Wrought Iron is made up of mainly elemental iron and minimal amount, around 1-2%, of added slag and to make it true wrought iron product, the metal must go through a variety of different steps, processes and treatments.
Slag is the by-product of iron-ore smelting and generally consists of a combination of silicon, sulphur, phosphorus, and aluminum oxides. This slag is what makes wrought iron both corrosion-resistant and resistant to shock fatigue.
The metal is hot dip galvanised, which is the process of coating iron and steel with zinc which fuses with the surface when the metal is immersed in molten zinc and when exposed to the atmosphere, the pure zinc reacts with oxygen to form zinc oxide. In turn this reacts with carbon dioxide to create zinc carbonate.
Wrought iron is a highly malleable metal. This means that it can be heated, re-heated, and worked into all different shapes – the more wrought iron is worked the stronger it becomes. As it has less carbon than other metals like cast iron, it is a softer more ductile material (ductile is the ability to be made into a thin wire without losing strength). Wrought iron’s fibrous appearance is its key defining characteristic.
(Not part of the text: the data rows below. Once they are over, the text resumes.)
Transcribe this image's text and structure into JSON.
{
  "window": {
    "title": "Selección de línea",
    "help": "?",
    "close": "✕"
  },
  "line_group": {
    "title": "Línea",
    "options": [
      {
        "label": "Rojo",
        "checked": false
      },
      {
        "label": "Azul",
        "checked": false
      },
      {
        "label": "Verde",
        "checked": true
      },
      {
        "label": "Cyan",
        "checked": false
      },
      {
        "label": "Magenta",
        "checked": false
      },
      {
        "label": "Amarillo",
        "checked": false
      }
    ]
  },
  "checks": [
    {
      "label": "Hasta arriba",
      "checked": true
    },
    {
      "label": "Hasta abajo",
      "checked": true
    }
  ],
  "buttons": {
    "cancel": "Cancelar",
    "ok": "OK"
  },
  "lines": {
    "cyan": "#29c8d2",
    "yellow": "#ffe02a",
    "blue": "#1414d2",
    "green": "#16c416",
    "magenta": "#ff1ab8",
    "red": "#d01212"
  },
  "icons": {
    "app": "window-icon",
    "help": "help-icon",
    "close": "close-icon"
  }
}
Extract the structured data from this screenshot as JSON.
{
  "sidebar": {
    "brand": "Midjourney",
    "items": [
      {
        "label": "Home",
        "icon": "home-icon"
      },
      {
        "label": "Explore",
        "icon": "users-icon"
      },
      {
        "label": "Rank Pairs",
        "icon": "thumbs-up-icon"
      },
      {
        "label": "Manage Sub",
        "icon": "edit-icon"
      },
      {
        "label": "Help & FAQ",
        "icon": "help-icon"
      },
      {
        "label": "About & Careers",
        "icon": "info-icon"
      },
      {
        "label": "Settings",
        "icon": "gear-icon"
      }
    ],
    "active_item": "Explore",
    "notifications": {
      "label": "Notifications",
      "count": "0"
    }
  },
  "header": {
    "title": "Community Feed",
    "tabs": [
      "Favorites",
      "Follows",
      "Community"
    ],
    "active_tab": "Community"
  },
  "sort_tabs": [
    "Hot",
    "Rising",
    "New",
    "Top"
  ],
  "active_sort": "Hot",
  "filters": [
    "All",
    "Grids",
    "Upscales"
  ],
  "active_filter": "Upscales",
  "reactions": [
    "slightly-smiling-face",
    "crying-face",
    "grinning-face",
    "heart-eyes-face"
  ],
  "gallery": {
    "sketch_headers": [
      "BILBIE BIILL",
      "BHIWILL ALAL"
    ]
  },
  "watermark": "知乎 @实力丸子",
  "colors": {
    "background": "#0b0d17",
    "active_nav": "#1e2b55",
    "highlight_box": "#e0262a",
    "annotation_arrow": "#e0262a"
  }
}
Bring Your Wrought IronProject to Life – Home or Business Premises
Wrought iron is an art form with an expansive history behind it. According to the history books, the earliest iron gates and fences, which denoted triumphs, power, and money, were built under the Roman Empire. Wrought iron gates from the Middle Ages, which are still present in many of Europe’s historic towns and cities, were employed for both security and ornamental functions.
In today’s modern homes and business premises, you can still find many wrought iron gates that mimic the designs available in the Victorian era, with plenty of gothic character and magical charm. These materials nonetheless offer a strong level of security while being substantially lighter than conventional iron gates.